Propolis has been used to treat several diseases since ancient times, and is an important source of bioactive natural compounds and drug derivatives. These properties have kept the interest of investigators around the world, leading to the investigation of the chemical and biological properties and application of propolis. In this report, the chemical constituents that are responsible for the anticancer activities of propolis were analyzed. The propolis was sourced from Al-Baha in the southern part of the Kingdom of Saudi Arabia. Standard protocols for chemical fractionation and bioactivity-guided chemical analysis were used to identify the bio-active ethyl acetate fraction. The extraction was performed in methanol and then analyzed by gas chromatography-mass spectrometry (GC-MS). The major compounds are triterpenoids, with a relative concentration of 74.0%; steroids, with a relative concentration of 9.8%; and diterpenoids, with a relative concentration of 7.9%. The biological activity was characterized using different approaches and cell-based assays. Propolis was found to inhibit the proliferation of cancer cells in a concentration-dependent manner through apoptosis. Immunofluorescence staining with anti-α-tubulin antibodies and cell cycle analysis indicated that tubulin and/or microtubules are the cellular targets of the L-acetate fraction. This study demonstrates the importance of Saudi propolis as anti-cancer drug candidates.
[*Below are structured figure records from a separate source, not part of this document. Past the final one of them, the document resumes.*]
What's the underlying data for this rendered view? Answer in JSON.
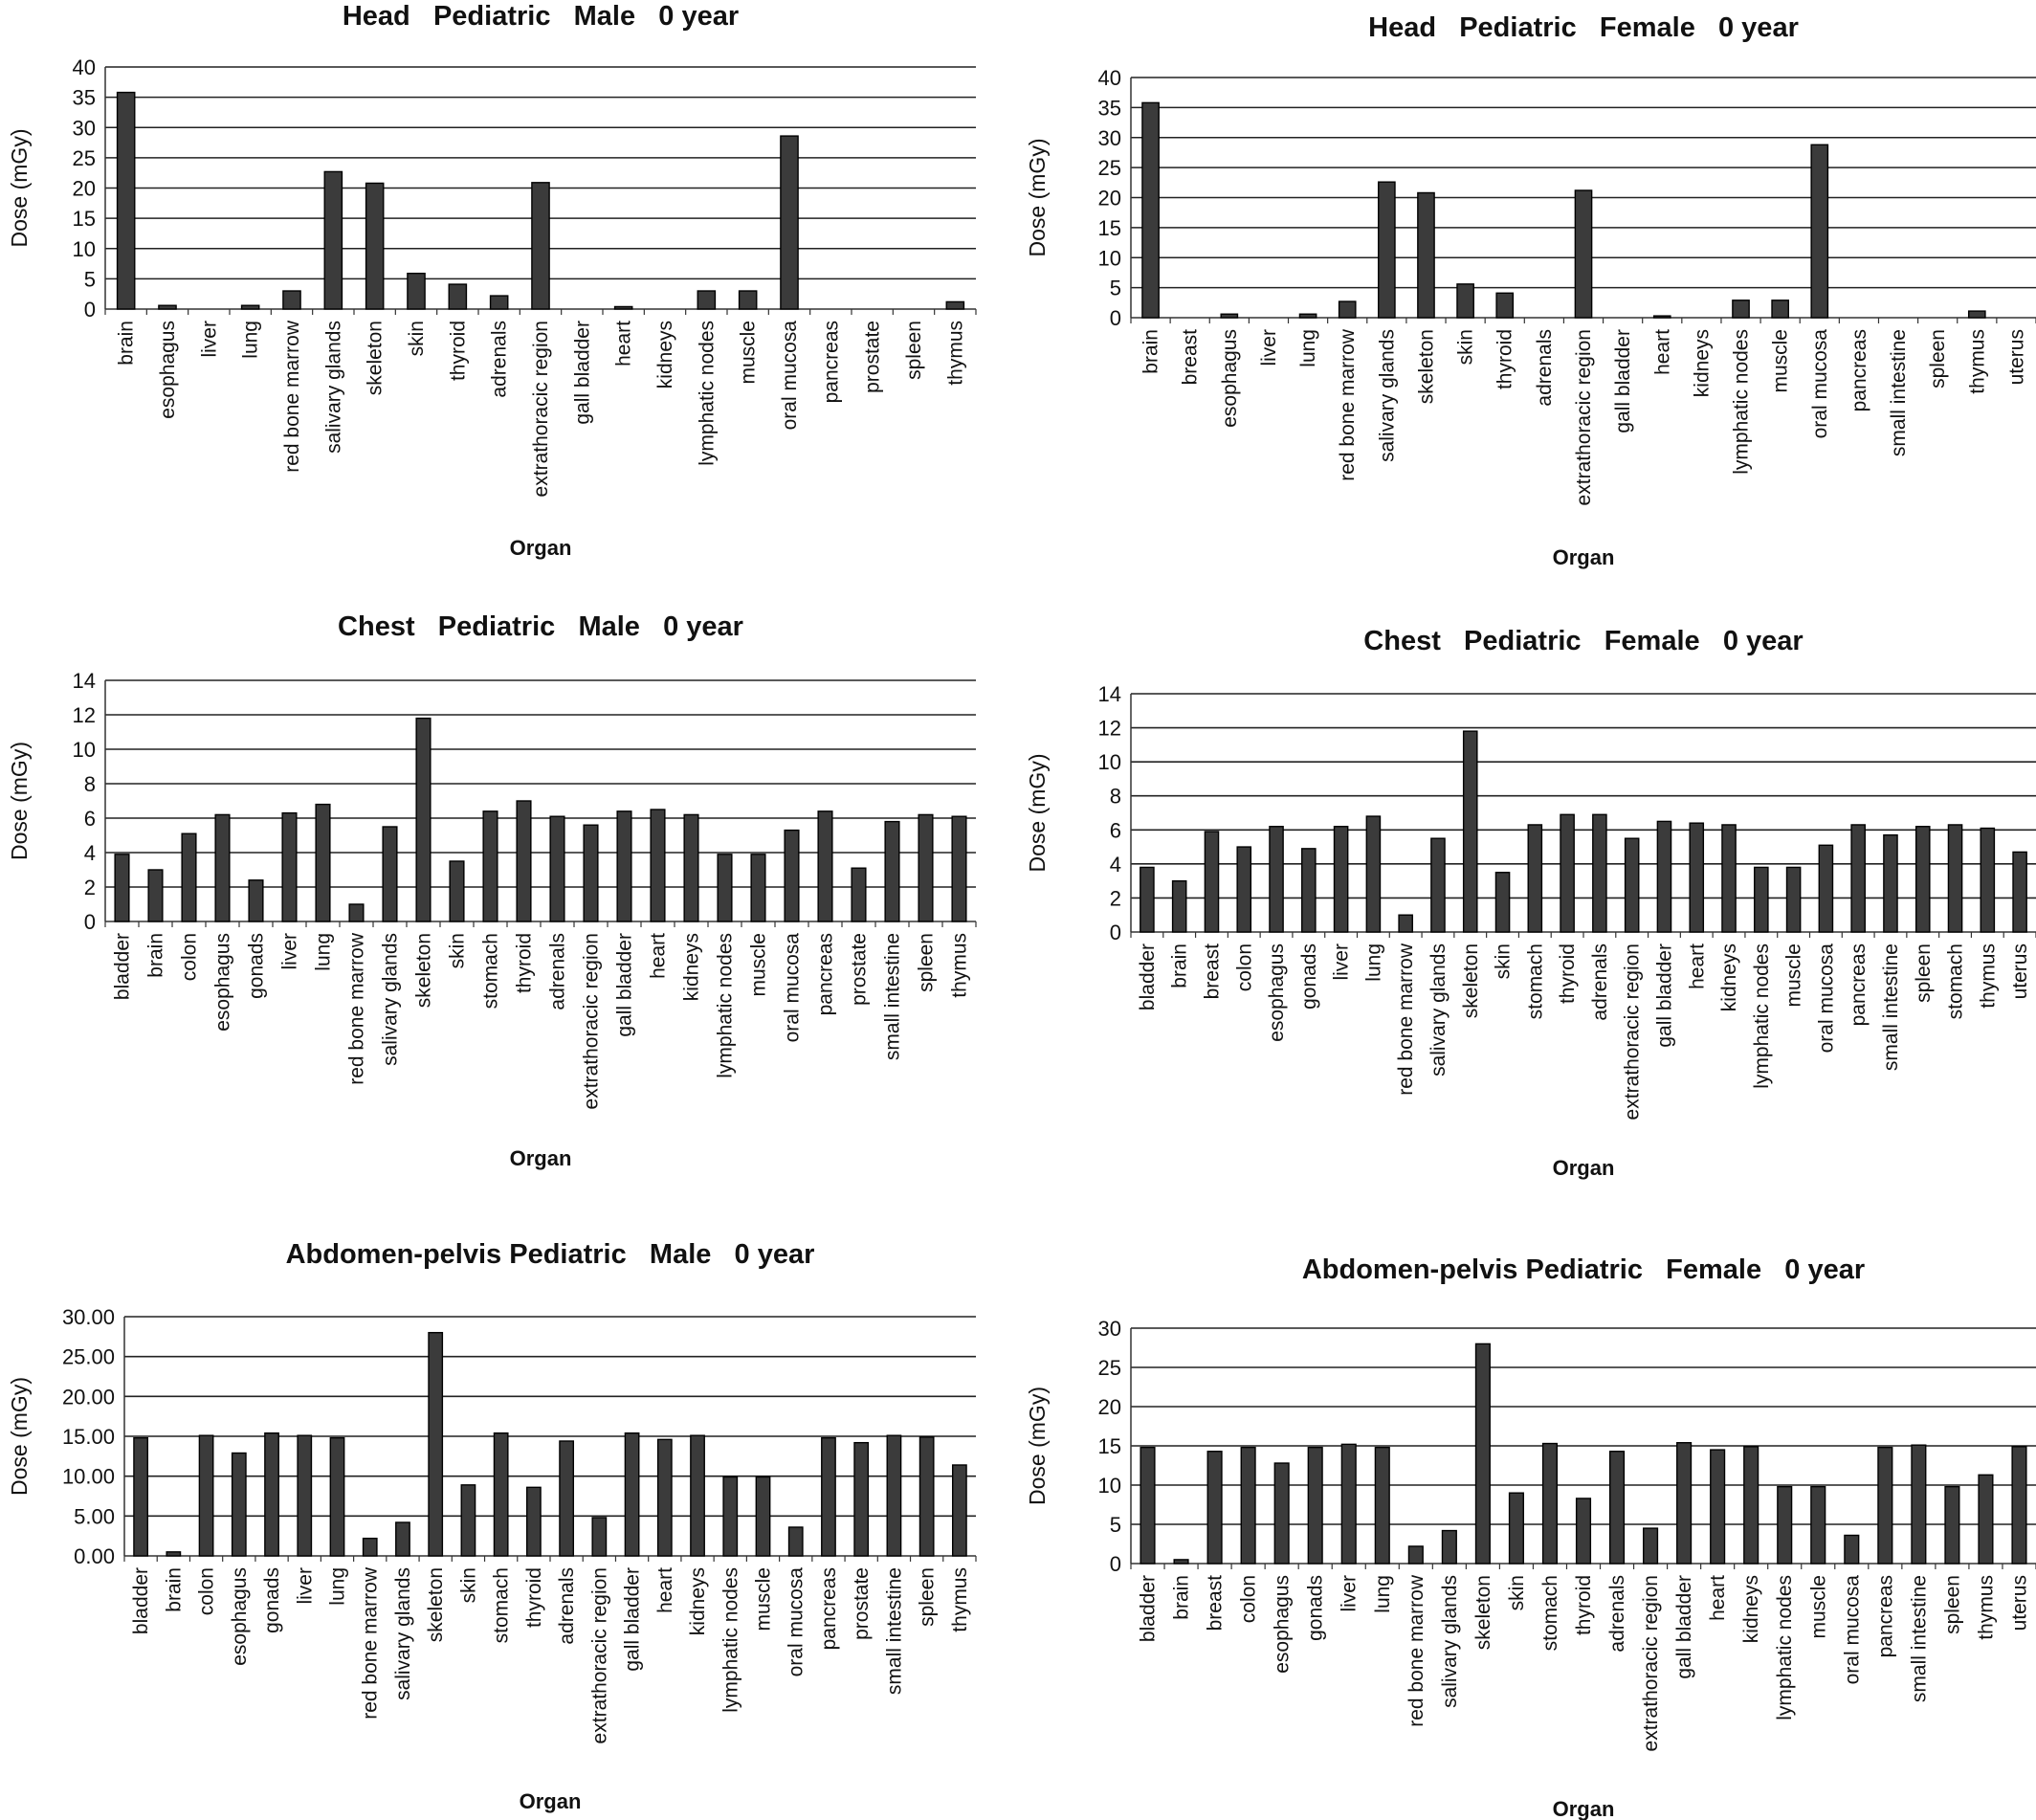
{
  "chart_data": [
    {
      "type": "bar",
      "title": "Head   Pediatric   Male   0 year",
      "xlabel": "Organ",
      "ylabel": "Dose (mGy)",
      "ylim": [
        0,
        40
      ],
      "yticks": [
        "0",
        "5",
        "10",
        "15",
        "20",
        "25",
        "30",
        "35",
        "40"
      ],
      "grid": true,
      "categories": [
        "brain",
        "esophagus",
        "liver",
        "lung",
        "red bone marrow",
        "salivary glands",
        "skeleton",
        "skin",
        "thyroid",
        "adrenals",
        "extrathoracic region",
        "gall bladder",
        "heart",
        "kidneys",
        "lymphatic nodes",
        "muscle",
        "oral mucosa",
        "pancreas",
        "prostate",
        "spleen",
        "thymus"
      ],
      "values": [
        35.8,
        0.6,
        0,
        0.6,
        3.0,
        22.7,
        20.8,
        5.9,
        4.1,
        2.2,
        20.9,
        0,
        0.4,
        0,
        3.0,
        3.0,
        28.6,
        0,
        0,
        0,
        1.2
      ]
    },
    {
      "type": "bar",
      "title": "Head   Pediatric   Female   0 year",
      "xlabel": "Organ",
      "ylabel": "Dose (mGy)",
      "ylim": [
        0,
        40
      ],
      "yticks": [
        "0",
        "5",
        "10",
        "15",
        "20",
        "25",
        "30",
        "35",
        "40"
      ],
      "grid": true,
      "categories": [
        "brain",
        "breast",
        "esophagus",
        "liver",
        "lung",
        "red bone marrow",
        "salivary glands",
        "skeleton",
        "skin",
        "thyroid",
        "adrenals",
        "extrathoracic region",
        "gall bladder",
        "heart",
        "kidneys",
        "lymphatic nodes",
        "muscle",
        "oral mucosa",
        "pancreas",
        "small intestine",
        "spleen",
        "thymus",
        "uterus"
      ],
      "values": [
        35.8,
        0,
        0.6,
        0,
        0.6,
        2.7,
        22.6,
        20.8,
        5.6,
        4.1,
        0,
        21.2,
        0,
        0.3,
        0,
        2.9,
        2.9,
        28.8,
        0,
        0,
        0,
        1.1,
        0
      ]
    },
    {
      "type": "bar",
      "title": "Chest   Pediatric   Male   0 year",
      "xlabel": "Organ",
      "ylabel": "Dose (mGy)",
      "ylim": [
        0,
        14
      ],
      "yticks": [
        "0",
        "2",
        "4",
        "6",
        "8",
        "10",
        "12",
        "14"
      ],
      "grid": true,
      "categories": [
        "bladder",
        "brain",
        "colon",
        "esophagus",
        "gonads",
        "liver",
        "lung",
        "red bone marrow",
        "salivary glands",
        "skeleton",
        "skin",
        "stomach",
        "thyroid",
        "adrenals",
        "extrathoracic region",
        "gall bladder",
        "heart",
        "kidneys",
        "lymphatic nodes",
        "muscle",
        "oral mucosa",
        "pancreas",
        "prostate",
        "small intestine",
        "spleen",
        "thymus"
      ],
      "values": [
        3.9,
        3.0,
        5.1,
        6.2,
        2.4,
        6.3,
        6.8,
        1.0,
        5.5,
        11.8,
        3.5,
        6.4,
        7.0,
        6.1,
        5.6,
        6.4,
        6.5,
        6.2,
        3.9,
        3.9,
        5.3,
        6.4,
        3.1,
        5.8,
        6.2,
        6.1
      ]
    },
    {
      "type": "bar",
      "title": "Chest   Pediatric   Female   0 year",
      "xlabel": "Organ",
      "ylabel": "Dose (mGy)",
      "ylim": [
        0,
        14
      ],
      "yticks": [
        "0",
        "2",
        "4",
        "6",
        "8",
        "10",
        "12",
        "14"
      ],
      "grid": true,
      "categories": [
        "bladder",
        "brain",
        "breast",
        "colon",
        "esophagus",
        "gonads",
        "liver",
        "lung",
        "red bone marrow",
        "salivary glands",
        "skeleton",
        "skin",
        "stomach",
        "thyroid",
        "adrenals",
        "extrathoracic region",
        "gall bladder",
        "heart",
        "kidneys",
        "lymphatic nodes",
        "muscle",
        "oral mucosa",
        "pancreas",
        "small intestine",
        "spleen",
        "stomach",
        "thymus",
        "uterus"
      ],
      "values": [
        3.8,
        3.0,
        5.9,
        5.0,
        6.2,
        4.9,
        6.2,
        6.8,
        1.0,
        5.5,
        11.8,
        3.5,
        6.3,
        6.9,
        6.9,
        5.5,
        6.5,
        6.4,
        6.3,
        3.8,
        3.8,
        5.1,
        6.3,
        5.7,
        6.2,
        6.3,
        6.1,
        4.7
      ]
    },
    {
      "type": "bar",
      "title": "Abdomen-pelvis Pediatric   Male   0 year",
      "xlabel": "Organ",
      "ylabel": "Dose (mGy)",
      "ylim": [
        0,
        30
      ],
      "yticks": [
        "0.00",
        "5.00",
        "10.00",
        "15.00",
        "20.00",
        "25.00",
        "30.00"
      ],
      "grid": true,
      "categories": [
        "bladder",
        "brain",
        "colon",
        "esophagus",
        "gonads",
        "liver",
        "lung",
        "red bone marrow",
        "salivary glands",
        "skeleton",
        "skin",
        "stomach",
        "thyroid",
        "adrenals",
        "extrathoracic region",
        "gall bladder",
        "heart",
        "kidneys",
        "lymphatic nodes",
        "muscle",
        "oral mucosa",
        "pancreas",
        "prostate",
        "small intestine",
        "spleen",
        "thymus"
      ],
      "values": [
        14.8,
        0.5,
        15.1,
        12.9,
        15.4,
        15.1,
        14.8,
        2.2,
        4.2,
        28.0,
        8.9,
        15.4,
        8.6,
        14.4,
        4.8,
        15.4,
        14.6,
        15.1,
        9.9,
        9.9,
        3.6,
        14.8,
        14.2,
        15.1,
        14.9,
        11.4
      ]
    },
    {
      "type": "bar",
      "title": "Abdomen-pelvis Pediatric   Female   0 year",
      "xlabel": "Organ",
      "ylabel": "Dose (mGy)",
      "ylim": [
        0,
        30
      ],
      "yticks": [
        "0",
        "5",
        "10",
        "15",
        "20",
        "25",
        "30"
      ],
      "grid": true,
      "categories": [
        "bladder",
        "brain",
        "breast",
        "colon",
        "esophagus",
        "gonads",
        "liver",
        "lung",
        "red bone marrow",
        "salivary glands",
        "skeleton",
        "skin",
        "stomach",
        "thyroid",
        "adrenals",
        "extrathoracic region",
        "gall bladder",
        "heart",
        "kidneys",
        "lymphatic nodes",
        "muscle",
        "oral mucosa",
        "pancreas",
        "small intestine",
        "spleen",
        "thymus",
        "uterus"
      ],
      "values": [
        14.8,
        0.5,
        14.3,
        14.8,
        12.8,
        14.8,
        15.2,
        14.8,
        2.2,
        4.2,
        28.0,
        9.0,
        15.3,
        8.3,
        14.3,
        4.5,
        15.4,
        14.5,
        14.9,
        9.8,
        9.8,
        3.6,
        14.8,
        15.1,
        9.8,
        11.3,
        14.9
      ]
    }
  ]
}
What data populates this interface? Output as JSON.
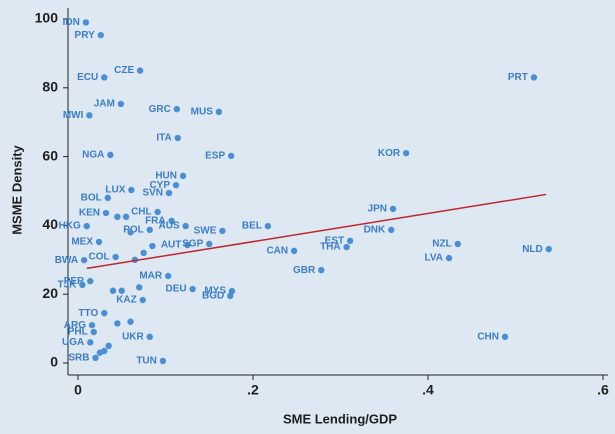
{
  "chart_data": {
    "type": "scatter",
    "xlabel": "SME Lending/GDP",
    "ylabel": "MSME Density",
    "xlim": [
      0,
      0.6
    ],
    "ylim": [
      0,
      100
    ],
    "xticks": [
      0,
      {
        "value": 0.2,
        "label": ".2"
      },
      {
        "value": 0.4,
        "label": ".4"
      },
      {
        "value": 0.6,
        "label": ".6"
      }
    ],
    "yticks": [
      0,
      20,
      40,
      60,
      80,
      100
    ],
    "color": "#4a8fd6",
    "label_color": "#3d7dc8",
    "labels": [
      "IDN",
      "PRY",
      "CZE",
      "ECU",
      "PRT",
      "JAM",
      "GRC",
      "MUS",
      "MWI",
      "ITA",
      "NGA",
      "ESP",
      "KOR",
      "HUN",
      "CYP",
      "LUX",
      "SVN",
      "BOL",
      "JPN",
      "CHL",
      "KEN",
      "FRA",
      "HKG",
      "BEL",
      "AUS",
      "SWE",
      "DNK",
      "POL",
      "EST",
      "MEX",
      "NZL",
      "NLD",
      "AUT",
      "SGP",
      "THA",
      "CAN",
      "LVA",
      "BWA",
      "COL",
      "GBR",
      "MAR",
      "PER",
      "TJK",
      "DEU",
      "MYS",
      "BGD",
      "KAZ",
      "TTO",
      "ARG",
      "PHL",
      "UKR",
      "CHN",
      "TUN",
      "UGA",
      "SRB",
      null,
      null,
      null,
      null,
      null,
      null,
      null,
      null,
      null,
      null,
      null,
      null,
      null,
      null
    ],
    "x": [
      0.009,
      0.026,
      0.071,
      0.03,
      0.521,
      0.049,
      0.113,
      0.161,
      0.013,
      0.114,
      0.037,
      0.175,
      0.375,
      0.12,
      0.112,
      0.061,
      0.104,
      0.034,
      0.36,
      0.091,
      0.032,
      0.107,
      0.01,
      0.217,
      0.123,
      0.165,
      0.358,
      0.082,
      0.311,
      0.024,
      0.434,
      0.538,
      0.125,
      0.15,
      0.307,
      0.247,
      0.424,
      0.007,
      0.043,
      0.278,
      0.103,
      0.014,
      0.005,
      0.131,
      0.176,
      0.174,
      0.074,
      0.03,
      0.016,
      0.018,
      0.082,
      0.488,
      0.097,
      0.014,
      0.02,
      0.045,
      0.055,
      0.06,
      0.065,
      0.04,
      0.05,
      0.07,
      0.085,
      0.035,
      0.025,
      0.03,
      0.06,
      0.045,
      0.075
    ],
    "y": [
      99,
      95.3,
      85,
      83,
      83,
      75.3,
      73.8,
      73,
      72,
      65.4,
      60.5,
      60.2,
      61,
      54.4,
      51.7,
      50.3,
      49.4,
      48,
      44.8,
      43.9,
      43.6,
      41.3,
      39.8,
      39.8,
      39.8,
      38.4,
      38.7,
      38.7,
      35.5,
      35.2,
      34.6,
      33.1,
      34.3,
      34.6,
      33.7,
      32.6,
      30.5,
      29.9,
      30.8,
      27,
      25.3,
      23.8,
      22.7,
      21.5,
      20.9,
      19.5,
      18.3,
      14.5,
      11,
      9,
      7.6,
      7.6,
      0.6,
      6,
      1.5,
      42.5,
      42.5,
      38,
      30,
      21,
      21,
      22,
      34,
      5,
      3,
      3.5,
      12,
      11.5,
      32
    ],
    "trend_line": {
      "x": [
        0.01,
        0.535
      ],
      "y": [
        27.5,
        49
      ],
      "color": "#c0262d"
    }
  }
}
Figure 1. Hierarchical cluster analysis of data from impedance curves obtained with L929 cells that were incubated with L-acetate fraction and as a set of reference compounds L-acetate fraction found in close proximity to tubulysin B, griseofulvin, and nocodazol.

The three compounds are known to interact with tubulin as a cellular target.

Figure 2. Effect of L-acetate fraction on the microtubules of PtK2 cells as shown by immunofluorescence technique using anti-α-tubulin antibodies (red).

Nuclei stained with DAPI (blue). (A) Control Cell, (B), and (C) treated cells (100 μg/ml, 24 h).

Figure 3. L-acetate fraction of Saudi proplis induced cell cycle arrest at G₂M-phase in Jurkat cells.

(A) Control cells, (B) Treated cells (100 μg/ml, 24 hours).

Figure 4. Induction of apoptosis in Jurkat cells after treatment the cells with L-acetate fraction of saudi propolis.

After incubation times cells were stained with anexinV-FITC and PI and analysed with flow cytometry. (A) control (mehanol), (B) treated (100 μg/ml, 3 h), (C) treated, (100 μg/ml, 24 h), and (D) treated (100 μg/ml, 24 h).

Figure 5. Representative photomicrograph of the histopathological examinations of both kidney and liver.

(A,B) Control and treated renal tissues stained with Masson Trichrome (X 400). (C,D) Control and treated hepatic tissues stained with Masson Trichrome (X 400). (E,F) Control and treated hepatic tissues stained with Reticulin (X 400).

Figure 6. GC-MS analysis of L-Acetate fraction.

(A) Total ion current (TIC) traces showing the major organic compounds. (B) Examples of typical GC-MS key ion plots (m/z 189/218) for triterpenoids (U = unknown).